Having spent their summer brainstorming and designing, Timmer, Kooistra, Minderhoud, and Ploegstra all agree that upcycling is a wonderful way to live out their faith.

“As Christians, our worldview can be highly influential. We believe that taking care of the environment is important and that we have a role as stewards to help with preserving creation. We see upcycling as a way to be compassionate to our brothers and sisters; upcycling could potentially provide housing or disaster relief supplies for people who may have lost everything or are living in abject poverty already. Upcycling can be a compassionate way to help with sustainable development,” says Kooistra.

“God didn’t create us to be wasteful,” says Timmer. “So, in a sense, our project seeks to enable individuals to be better stewards by giving them an alternative use for plastic bottles and plastic bags, rather than having to throw the products away.”

Looking back on the research he conducted this summer, Minderhoud says he feels a sense of accomplishment.

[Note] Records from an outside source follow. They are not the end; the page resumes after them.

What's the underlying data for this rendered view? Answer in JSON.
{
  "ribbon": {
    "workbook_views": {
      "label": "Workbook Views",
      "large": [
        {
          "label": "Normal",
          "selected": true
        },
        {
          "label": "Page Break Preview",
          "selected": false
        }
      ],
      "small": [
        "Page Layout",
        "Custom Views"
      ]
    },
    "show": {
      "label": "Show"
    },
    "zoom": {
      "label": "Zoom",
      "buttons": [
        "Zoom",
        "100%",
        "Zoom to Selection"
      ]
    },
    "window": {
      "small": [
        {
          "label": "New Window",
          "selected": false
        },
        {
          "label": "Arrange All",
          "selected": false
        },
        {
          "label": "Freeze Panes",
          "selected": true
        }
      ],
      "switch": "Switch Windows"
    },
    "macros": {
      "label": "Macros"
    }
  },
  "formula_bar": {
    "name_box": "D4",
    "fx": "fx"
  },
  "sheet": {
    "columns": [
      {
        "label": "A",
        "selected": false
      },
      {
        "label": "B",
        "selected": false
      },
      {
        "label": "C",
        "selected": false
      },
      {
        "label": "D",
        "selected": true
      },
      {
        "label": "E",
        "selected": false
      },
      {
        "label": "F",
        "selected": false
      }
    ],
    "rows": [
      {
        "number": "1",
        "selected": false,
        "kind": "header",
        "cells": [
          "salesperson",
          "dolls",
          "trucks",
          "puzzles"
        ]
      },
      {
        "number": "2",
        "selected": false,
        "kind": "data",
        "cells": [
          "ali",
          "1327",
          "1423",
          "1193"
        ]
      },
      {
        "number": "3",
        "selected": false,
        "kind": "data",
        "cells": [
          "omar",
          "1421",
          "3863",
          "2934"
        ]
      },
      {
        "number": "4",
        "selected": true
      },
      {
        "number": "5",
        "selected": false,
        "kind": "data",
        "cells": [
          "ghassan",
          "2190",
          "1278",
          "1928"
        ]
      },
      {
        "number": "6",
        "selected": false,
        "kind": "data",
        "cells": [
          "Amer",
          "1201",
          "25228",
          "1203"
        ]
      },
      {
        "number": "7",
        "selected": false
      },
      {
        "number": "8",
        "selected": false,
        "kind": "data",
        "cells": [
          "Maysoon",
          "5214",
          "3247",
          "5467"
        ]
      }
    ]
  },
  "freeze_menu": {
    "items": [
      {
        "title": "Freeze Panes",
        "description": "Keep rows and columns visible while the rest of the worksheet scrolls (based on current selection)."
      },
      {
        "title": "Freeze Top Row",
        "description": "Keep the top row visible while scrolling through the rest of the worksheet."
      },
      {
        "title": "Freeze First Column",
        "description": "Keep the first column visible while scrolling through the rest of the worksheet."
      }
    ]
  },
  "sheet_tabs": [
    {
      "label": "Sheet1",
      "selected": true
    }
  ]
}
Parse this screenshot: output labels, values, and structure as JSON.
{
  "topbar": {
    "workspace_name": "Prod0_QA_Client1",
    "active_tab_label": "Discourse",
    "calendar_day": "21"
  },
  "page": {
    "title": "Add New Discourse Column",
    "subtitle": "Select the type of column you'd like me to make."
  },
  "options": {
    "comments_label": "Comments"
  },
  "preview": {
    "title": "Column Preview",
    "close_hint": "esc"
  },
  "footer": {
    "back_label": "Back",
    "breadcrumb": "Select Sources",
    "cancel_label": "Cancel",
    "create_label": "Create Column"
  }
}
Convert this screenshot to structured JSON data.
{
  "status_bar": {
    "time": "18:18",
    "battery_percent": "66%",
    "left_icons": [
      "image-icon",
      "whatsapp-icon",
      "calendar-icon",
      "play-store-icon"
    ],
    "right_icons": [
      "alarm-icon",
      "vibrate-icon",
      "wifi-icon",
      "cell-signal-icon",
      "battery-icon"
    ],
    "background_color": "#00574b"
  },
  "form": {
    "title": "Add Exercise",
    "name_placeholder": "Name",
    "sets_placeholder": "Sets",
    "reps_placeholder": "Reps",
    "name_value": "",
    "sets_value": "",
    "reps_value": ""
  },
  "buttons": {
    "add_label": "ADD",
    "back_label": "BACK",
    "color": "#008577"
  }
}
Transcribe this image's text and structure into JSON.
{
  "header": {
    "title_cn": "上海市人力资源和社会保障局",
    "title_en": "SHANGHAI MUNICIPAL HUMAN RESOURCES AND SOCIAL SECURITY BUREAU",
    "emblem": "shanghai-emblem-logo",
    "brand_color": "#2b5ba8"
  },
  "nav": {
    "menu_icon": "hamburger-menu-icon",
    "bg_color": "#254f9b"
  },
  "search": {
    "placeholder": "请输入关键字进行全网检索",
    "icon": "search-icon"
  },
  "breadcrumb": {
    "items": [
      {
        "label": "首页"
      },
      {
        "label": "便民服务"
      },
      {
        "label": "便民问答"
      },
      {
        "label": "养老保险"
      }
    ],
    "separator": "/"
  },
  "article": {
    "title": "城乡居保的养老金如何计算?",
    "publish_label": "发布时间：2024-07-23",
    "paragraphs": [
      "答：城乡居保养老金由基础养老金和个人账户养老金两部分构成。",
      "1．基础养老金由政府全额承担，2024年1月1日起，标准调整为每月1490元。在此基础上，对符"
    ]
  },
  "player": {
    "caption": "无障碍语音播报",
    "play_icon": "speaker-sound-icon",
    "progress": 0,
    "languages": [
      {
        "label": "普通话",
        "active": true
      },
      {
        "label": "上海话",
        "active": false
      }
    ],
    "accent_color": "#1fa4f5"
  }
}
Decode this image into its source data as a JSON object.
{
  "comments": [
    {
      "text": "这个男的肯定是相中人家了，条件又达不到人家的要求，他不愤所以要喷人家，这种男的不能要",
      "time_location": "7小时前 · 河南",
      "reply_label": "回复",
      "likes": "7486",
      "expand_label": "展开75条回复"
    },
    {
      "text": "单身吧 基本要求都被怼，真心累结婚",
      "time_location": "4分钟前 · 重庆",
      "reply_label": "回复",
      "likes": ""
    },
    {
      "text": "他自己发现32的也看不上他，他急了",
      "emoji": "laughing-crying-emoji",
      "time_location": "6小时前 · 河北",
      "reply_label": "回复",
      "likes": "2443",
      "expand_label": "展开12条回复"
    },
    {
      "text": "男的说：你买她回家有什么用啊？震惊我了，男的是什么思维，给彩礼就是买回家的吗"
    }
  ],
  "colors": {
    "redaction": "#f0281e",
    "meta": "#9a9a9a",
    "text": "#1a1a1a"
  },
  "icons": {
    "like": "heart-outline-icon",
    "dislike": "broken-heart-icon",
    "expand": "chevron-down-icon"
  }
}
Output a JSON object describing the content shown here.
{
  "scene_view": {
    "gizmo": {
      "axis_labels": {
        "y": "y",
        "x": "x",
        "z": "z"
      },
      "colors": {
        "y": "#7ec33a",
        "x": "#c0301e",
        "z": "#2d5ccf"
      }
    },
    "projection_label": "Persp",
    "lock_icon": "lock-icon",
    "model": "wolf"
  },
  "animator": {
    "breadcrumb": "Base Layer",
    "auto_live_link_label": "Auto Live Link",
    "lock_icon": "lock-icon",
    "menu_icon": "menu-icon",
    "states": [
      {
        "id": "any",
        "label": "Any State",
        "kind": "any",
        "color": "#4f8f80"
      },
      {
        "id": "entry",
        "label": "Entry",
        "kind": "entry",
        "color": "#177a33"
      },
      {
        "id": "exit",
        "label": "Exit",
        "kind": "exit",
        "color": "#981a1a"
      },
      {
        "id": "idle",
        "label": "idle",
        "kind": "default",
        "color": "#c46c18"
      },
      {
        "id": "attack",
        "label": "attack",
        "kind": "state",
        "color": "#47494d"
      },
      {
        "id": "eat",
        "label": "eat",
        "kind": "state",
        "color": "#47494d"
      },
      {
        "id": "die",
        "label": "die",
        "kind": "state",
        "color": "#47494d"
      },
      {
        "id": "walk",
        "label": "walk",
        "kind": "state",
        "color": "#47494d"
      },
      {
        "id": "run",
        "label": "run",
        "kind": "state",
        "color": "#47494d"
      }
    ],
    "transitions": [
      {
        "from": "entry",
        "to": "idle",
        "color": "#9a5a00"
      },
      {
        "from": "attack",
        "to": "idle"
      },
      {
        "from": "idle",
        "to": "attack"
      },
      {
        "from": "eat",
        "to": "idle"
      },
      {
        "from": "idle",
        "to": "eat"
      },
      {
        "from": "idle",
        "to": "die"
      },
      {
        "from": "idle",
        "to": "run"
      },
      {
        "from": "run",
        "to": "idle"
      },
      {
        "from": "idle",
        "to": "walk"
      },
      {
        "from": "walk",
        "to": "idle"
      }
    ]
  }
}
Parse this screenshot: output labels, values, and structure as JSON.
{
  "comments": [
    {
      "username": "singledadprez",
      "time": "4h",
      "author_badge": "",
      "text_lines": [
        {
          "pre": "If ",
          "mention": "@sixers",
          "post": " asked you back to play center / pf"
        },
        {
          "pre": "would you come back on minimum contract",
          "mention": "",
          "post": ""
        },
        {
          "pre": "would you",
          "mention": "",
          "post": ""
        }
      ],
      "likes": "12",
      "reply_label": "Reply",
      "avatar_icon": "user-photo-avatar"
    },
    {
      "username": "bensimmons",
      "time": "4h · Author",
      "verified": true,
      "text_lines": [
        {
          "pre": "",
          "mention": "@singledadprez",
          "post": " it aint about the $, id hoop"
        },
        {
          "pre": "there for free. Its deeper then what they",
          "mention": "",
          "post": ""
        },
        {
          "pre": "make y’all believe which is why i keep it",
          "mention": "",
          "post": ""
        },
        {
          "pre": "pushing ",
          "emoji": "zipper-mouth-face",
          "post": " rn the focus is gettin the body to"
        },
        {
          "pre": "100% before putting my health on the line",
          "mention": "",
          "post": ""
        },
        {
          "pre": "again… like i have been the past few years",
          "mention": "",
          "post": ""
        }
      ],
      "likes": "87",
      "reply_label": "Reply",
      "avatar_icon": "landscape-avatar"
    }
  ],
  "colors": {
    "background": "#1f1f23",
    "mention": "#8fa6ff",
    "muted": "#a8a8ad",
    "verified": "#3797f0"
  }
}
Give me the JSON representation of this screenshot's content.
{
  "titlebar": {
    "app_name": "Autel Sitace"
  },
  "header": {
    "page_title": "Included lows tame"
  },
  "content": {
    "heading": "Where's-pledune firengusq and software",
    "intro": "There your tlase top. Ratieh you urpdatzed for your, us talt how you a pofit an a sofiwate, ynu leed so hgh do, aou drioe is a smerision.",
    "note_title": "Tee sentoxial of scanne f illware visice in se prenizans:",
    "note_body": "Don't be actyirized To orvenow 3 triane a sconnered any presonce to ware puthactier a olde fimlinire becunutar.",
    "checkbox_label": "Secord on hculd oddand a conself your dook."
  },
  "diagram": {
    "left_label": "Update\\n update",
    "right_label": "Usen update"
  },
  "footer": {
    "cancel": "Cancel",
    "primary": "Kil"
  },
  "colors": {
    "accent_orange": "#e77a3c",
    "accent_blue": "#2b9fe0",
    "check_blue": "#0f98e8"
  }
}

“There is potential that our upcycling project could go somewhere, and it’s really exciting to see the fruits of our labor from this summer,” he says. “I spent entire days braiding ropes and hours printing 3D models of blocks, which I never thought I’d do. It’s great to design your own experiment, gather your own empirical research, and then see how the work could positively impact people and the environment—it’s very satisfying work.”